The newly rolled-out cards, which are already operational in 18 countries, enable consumers to utilize their stablecoin balances stored in crypto wallets for everyday purchases at a range of businesses, from delis to retail outlets that accept Visa. Companies, such as the wallet startup Phantom, have turned to Bridge to develop their own branded debit cards backed by stablecoins, with Visa providing the essential payment network infrastructure.
Cuy Sheffield, Visa’s head of crypto, emphasized the importance of integrating card services with stablecoin wallets to facilitate consumer spending in physical and digital marketplaces. “Anyone who’s building a stablecoin wallet needs to have a card connected to it if they want consumers and businesses to be able to have that value held in the wallet spent in the real world,” he stated.
This partnership comes amid a climate of skepticism surrounding the role of traditional financial institutions in the face of swift innovations brought forth by stablecoins. These cryptocurrencies are pegged to real-world assets, such as the U.S. dollar, enabling instant transactions on blockchains and potentially displacing long-standing payment networks. Such developments have contributed to declines in stock prices for dominant credit giants like Visa and Mastercard, particularly following legislative movements like the passing of the Genius Act, which aims to regulate stablecoins.
However, the ongoing collaboration between Bridge and Visa highlights a growing trend of integration rather than outright competition between fintech companies and traditional financial services. Other stablecoin initiatives, like Rain, which recently achieved a valuation of nearly $2 billion after securing $250 million in funding, also collaborate with Visa to offer stablecoin-linked cards.
Zach Abrams, cofounder and CEO of Bridge, noted the longstanding value of Visa’s network, which has been built over 40 years. He asserted that this established network will remain beneficial, regardless of the evolving landscape involving stablecoins.
Looking to the future, Abrams pointed out a potential area where stablecoins may outperform traditional card networks: agentic commerce. This concept envisions a world where AI agents automatically handle purchases on behalf of users, paving the way for a distinctive transaction framework that diverges from how traditional card networks function.

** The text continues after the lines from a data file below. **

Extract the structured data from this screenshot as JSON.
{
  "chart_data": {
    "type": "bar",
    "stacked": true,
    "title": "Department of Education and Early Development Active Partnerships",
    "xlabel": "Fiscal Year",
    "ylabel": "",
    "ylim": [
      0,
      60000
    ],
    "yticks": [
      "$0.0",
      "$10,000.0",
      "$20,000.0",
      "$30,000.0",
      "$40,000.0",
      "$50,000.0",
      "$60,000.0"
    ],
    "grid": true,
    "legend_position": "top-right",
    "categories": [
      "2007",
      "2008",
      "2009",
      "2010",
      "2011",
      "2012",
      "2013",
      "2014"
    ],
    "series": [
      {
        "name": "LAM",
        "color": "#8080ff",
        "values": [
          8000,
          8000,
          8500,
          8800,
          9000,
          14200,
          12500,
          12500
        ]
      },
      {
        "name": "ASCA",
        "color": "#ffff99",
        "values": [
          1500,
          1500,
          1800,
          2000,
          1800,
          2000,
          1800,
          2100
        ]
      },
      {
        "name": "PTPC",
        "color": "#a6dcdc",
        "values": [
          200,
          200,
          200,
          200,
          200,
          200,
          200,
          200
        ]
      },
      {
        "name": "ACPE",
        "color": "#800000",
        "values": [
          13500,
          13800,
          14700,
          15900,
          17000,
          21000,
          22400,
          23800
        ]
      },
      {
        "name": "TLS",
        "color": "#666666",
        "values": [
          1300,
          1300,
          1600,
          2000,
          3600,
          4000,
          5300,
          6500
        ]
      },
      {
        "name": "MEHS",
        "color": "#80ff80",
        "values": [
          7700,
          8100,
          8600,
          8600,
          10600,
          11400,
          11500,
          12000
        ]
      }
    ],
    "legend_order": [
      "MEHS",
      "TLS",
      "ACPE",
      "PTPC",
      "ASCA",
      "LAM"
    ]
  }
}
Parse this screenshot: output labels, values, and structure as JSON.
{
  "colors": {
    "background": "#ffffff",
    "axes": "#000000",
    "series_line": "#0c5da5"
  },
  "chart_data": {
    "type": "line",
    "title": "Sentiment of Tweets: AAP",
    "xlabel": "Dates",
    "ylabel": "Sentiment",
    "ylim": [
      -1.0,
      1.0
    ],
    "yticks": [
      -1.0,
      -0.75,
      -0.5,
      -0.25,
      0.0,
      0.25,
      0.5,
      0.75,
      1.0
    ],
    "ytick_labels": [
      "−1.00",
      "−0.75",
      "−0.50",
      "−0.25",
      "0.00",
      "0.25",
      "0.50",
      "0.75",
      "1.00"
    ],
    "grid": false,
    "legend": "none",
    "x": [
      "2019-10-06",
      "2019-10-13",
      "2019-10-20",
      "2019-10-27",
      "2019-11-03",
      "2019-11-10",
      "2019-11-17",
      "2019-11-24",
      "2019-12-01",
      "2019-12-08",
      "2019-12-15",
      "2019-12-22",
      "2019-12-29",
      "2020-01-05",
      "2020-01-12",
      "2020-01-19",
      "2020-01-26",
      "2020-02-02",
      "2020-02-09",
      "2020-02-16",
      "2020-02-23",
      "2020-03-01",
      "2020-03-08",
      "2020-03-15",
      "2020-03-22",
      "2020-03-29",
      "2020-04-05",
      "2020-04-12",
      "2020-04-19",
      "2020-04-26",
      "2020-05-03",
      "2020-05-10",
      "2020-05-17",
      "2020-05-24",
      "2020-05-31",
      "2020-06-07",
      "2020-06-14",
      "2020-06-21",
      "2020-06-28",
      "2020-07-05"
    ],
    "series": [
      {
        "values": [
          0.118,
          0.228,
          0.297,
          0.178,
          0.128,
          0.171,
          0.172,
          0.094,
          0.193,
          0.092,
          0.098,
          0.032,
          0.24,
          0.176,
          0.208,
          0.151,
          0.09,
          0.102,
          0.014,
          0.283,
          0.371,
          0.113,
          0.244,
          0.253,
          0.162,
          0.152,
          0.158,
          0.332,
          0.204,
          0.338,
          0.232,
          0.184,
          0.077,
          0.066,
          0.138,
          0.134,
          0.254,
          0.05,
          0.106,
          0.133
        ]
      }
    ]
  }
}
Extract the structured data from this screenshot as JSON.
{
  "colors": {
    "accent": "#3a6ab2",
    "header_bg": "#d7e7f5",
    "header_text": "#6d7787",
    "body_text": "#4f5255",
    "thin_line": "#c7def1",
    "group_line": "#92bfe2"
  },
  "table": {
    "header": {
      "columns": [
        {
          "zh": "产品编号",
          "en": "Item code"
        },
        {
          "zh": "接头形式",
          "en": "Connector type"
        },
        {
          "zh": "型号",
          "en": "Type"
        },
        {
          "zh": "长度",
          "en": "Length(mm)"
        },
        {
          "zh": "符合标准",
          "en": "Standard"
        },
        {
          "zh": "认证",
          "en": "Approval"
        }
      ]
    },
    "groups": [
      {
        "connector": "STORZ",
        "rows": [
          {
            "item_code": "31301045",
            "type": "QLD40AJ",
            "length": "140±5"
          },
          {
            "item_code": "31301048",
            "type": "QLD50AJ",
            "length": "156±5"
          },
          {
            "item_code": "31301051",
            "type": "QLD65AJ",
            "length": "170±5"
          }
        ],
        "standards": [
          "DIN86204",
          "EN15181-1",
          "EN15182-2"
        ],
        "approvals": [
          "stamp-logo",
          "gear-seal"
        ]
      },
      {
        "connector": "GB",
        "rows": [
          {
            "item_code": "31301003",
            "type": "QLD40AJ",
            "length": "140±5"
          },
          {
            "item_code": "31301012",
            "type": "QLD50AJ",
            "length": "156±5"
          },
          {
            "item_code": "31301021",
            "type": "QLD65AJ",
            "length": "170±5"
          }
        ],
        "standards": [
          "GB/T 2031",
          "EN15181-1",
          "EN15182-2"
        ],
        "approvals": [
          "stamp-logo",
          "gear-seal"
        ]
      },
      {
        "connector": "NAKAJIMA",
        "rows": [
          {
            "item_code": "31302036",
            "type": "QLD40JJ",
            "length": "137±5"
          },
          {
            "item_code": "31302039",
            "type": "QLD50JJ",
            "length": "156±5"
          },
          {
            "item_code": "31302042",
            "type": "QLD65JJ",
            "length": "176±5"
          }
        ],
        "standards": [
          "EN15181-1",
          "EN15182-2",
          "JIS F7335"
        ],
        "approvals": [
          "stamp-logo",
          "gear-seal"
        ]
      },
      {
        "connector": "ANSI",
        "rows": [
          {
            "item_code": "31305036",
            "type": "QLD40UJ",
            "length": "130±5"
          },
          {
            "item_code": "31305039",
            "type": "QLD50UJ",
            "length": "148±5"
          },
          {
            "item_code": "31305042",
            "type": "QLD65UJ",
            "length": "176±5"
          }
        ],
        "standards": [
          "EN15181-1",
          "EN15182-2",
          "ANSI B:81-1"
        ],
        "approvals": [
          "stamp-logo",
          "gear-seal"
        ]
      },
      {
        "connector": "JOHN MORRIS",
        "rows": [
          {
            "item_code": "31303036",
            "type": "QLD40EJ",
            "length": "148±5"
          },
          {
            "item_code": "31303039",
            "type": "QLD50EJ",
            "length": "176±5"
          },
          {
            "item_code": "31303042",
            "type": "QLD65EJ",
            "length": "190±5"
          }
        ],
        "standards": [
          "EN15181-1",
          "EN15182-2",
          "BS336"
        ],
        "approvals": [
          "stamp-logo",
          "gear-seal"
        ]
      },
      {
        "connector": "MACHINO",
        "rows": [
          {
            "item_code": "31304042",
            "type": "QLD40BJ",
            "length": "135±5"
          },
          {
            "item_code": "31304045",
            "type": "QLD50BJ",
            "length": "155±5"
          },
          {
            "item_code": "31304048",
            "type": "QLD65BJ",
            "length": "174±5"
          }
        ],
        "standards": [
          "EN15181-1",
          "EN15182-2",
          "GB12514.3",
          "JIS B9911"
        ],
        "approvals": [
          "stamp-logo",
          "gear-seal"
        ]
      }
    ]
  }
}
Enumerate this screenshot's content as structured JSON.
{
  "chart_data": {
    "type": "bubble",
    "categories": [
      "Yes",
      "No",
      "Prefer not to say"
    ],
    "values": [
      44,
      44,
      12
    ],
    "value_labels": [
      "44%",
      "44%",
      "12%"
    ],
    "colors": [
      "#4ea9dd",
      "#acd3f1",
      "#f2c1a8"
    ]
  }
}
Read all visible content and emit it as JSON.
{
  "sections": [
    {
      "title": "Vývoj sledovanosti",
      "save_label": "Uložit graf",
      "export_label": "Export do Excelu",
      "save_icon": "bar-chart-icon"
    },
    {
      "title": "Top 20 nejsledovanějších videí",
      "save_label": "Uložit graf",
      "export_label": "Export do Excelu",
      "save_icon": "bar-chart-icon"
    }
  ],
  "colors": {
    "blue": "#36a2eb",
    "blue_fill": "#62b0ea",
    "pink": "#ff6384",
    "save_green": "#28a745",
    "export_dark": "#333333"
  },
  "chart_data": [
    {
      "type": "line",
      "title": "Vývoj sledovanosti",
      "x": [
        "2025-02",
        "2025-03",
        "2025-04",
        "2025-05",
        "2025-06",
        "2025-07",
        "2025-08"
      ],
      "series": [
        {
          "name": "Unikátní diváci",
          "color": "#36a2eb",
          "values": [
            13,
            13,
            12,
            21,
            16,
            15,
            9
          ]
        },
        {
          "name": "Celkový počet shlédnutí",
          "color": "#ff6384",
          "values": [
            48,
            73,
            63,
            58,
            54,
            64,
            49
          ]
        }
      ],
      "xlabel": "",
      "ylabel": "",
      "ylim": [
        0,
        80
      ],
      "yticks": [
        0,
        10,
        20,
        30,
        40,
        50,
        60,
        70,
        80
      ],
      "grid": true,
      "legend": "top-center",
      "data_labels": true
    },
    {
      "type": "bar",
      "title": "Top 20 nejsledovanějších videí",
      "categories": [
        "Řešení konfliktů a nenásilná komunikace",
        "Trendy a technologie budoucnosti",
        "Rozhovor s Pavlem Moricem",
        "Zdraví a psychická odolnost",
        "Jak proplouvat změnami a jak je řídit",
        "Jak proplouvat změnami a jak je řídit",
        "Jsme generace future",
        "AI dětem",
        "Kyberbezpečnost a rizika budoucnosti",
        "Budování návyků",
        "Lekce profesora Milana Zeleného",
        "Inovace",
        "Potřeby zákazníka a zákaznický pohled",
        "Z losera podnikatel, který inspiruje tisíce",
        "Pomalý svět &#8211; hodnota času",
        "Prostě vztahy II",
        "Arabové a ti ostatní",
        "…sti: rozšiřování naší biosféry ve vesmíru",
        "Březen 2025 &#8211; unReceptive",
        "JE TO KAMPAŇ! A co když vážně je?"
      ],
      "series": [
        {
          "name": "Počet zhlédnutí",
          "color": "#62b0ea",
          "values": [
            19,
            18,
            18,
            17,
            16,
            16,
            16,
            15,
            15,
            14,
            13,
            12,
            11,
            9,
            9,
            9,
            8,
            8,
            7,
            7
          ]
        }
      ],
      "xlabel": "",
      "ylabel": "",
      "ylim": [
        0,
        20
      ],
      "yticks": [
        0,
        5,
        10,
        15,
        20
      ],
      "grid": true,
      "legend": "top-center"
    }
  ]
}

In addition to expanding its card offerings in collaboration with Visa, Bridge has committed to participating in an ongoing pilot program. This initiative seeks to explore the viability of processing transactions via stablecoins on blockchain technology instead of conventional bank transfers. Notable fintech firms like Worldpay and Nuvei are already part of this pilot. Sheffield expressed optimism about the potential for on-chain transactions to scale significantly, suggesting that if billions of dollars can be transacted in this manner, the possibilities for moving trillions could follow.